People living with disabilities are most affected by the lack of basic and suitable infrastructure, which affects their livelihood and limits their opportunities.
Given the shortage of 5,000 wheelchairs across the country last year, BIS decided to alleviate the strain at local level and has provided wheelchairs for Masimanyane Women’s Rights International, the DJ Sobey Old Age Home, Vukuhambe Special School and Khanya Youth Development centre, among other organisations.
The wheelchairs were sourced by Taiwanese human rights organisation, Amitofo Charity Care, that has established orphanages, provides food and assists with education in impoverished African countries.
Amitofo representative Sherry Su-Hei said since the organisation’s founding in 1990, it had aimed to stand in the gap where access to basic services and support for vulnerable people was limited.
So far, the organisation has secured more than 100,000 wheelchairs for people in Africa, with 20,000 distributed in SA.
Su-Hei said: “In the course of our work on the continent we have noticed the overwhelming and unending need for wheelchairs which are tied to the many health challenges experienced in Africa.”
Children’s and adult wheelchairs are provided.
Vukuhame Special School said the donation alleviated the financial and emotional strain on families with children at the school who could not afford wheelchairs.
Moti’et Shofiqur, a little boy from Dikeni (Alice), was born with a mobility disability and has been stuck at home because he did not have a wheelchair.
Through the donation, he will finally receive a wheelchair, after having waited for more than five years for one from the state hospital without success.
His mother, Berenice, said: “Without a wheelchair he was stuck at home and unable to socialise with other children, even the teachers at school are reluctant to allow him to enrol so he has not been able to go to school.
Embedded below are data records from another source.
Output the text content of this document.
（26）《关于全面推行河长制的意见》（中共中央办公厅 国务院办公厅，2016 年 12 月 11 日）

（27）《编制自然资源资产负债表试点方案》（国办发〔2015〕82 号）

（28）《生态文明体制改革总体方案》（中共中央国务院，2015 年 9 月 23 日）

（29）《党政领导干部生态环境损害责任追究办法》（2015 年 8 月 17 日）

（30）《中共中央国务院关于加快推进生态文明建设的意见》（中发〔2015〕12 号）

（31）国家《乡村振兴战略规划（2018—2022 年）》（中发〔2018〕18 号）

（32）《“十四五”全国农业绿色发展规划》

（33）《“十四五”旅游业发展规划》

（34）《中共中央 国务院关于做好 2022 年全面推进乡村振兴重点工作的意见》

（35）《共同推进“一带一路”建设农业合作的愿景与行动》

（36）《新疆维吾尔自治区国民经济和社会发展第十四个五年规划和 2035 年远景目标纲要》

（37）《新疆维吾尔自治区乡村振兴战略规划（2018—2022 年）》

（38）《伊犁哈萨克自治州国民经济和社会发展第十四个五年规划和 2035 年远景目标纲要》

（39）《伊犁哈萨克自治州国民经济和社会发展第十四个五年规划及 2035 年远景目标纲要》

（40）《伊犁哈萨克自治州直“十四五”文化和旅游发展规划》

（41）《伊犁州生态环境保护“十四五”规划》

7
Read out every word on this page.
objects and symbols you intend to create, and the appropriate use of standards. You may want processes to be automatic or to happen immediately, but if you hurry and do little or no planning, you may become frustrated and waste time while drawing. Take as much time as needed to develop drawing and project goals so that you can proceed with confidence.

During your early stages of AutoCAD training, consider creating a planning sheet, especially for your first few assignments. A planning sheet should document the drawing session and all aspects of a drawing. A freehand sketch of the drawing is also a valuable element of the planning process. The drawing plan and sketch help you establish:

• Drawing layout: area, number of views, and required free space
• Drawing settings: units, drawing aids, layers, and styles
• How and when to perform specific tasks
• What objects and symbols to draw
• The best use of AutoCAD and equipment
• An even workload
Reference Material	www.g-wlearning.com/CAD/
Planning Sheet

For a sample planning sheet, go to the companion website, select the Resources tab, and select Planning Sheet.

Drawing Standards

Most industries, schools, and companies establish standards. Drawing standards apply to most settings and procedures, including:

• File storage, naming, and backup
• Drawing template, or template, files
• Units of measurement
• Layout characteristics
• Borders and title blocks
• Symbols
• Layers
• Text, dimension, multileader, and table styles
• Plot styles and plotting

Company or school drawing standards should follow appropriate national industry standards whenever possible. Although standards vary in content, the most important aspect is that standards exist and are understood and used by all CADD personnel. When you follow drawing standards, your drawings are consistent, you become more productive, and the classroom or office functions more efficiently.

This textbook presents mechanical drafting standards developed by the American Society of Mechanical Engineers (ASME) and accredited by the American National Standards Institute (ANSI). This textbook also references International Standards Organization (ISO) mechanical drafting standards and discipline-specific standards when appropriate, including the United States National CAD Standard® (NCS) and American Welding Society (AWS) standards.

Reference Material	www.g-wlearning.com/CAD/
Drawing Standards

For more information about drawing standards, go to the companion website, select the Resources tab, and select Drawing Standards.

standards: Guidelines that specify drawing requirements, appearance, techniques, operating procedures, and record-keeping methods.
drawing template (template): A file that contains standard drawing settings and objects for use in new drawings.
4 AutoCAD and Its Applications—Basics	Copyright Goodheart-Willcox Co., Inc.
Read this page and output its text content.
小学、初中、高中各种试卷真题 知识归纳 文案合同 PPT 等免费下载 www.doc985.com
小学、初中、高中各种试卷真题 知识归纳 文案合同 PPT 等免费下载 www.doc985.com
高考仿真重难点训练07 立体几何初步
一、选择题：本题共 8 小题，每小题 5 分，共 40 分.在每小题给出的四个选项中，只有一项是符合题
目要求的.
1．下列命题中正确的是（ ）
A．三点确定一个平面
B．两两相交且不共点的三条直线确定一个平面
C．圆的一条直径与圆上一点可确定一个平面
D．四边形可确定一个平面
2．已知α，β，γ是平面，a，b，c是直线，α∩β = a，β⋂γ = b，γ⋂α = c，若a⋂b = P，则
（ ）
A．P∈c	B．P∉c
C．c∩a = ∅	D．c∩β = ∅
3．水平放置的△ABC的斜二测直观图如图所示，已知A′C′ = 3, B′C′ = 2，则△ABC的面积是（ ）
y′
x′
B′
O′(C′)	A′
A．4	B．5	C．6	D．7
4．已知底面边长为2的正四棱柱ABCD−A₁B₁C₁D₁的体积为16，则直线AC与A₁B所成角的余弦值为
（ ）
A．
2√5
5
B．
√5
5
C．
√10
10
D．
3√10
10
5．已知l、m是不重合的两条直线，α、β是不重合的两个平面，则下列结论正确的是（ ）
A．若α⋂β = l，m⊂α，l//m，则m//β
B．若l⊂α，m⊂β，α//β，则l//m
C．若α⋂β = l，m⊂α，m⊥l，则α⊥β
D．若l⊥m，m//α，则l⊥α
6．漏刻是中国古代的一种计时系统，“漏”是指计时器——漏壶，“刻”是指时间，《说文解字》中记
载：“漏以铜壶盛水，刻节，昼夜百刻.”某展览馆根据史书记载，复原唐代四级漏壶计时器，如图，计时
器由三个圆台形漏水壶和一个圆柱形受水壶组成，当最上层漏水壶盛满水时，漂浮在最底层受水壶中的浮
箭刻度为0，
“He was stuck inside the house and couldn’t even feel the sunshine on his face like other children. Without means to get around like other children, I noticed he was beginning to feel ashamed of his body because he could see the difference between himself and other children.
“I have been waiting for years now to get a wheelchair from the government hospital with no success so the only thing I could do was keep him at home.
“Now he will finally feel the same joy of playing with others and learning in school, that all other children experience.”
Rose Matroos, who turned 90 on the day of the handover, had been using a wheelchair that was falling apart, with flat wheel’s and brakes at the back of the chair that she could not reach, making it impossible for her to use it by herself.
The new wheelchairs have higher wheels and lower armrests to enable easy mobility.
DJ Sobey Old Age Home matron, Abigail Oliphant, said: “Whenever we are asked what we want, our number one item on the wishlist is wheelchairs and now that we have a received a few I know we will see a big improvement in operations at the home and the morale of the residents.”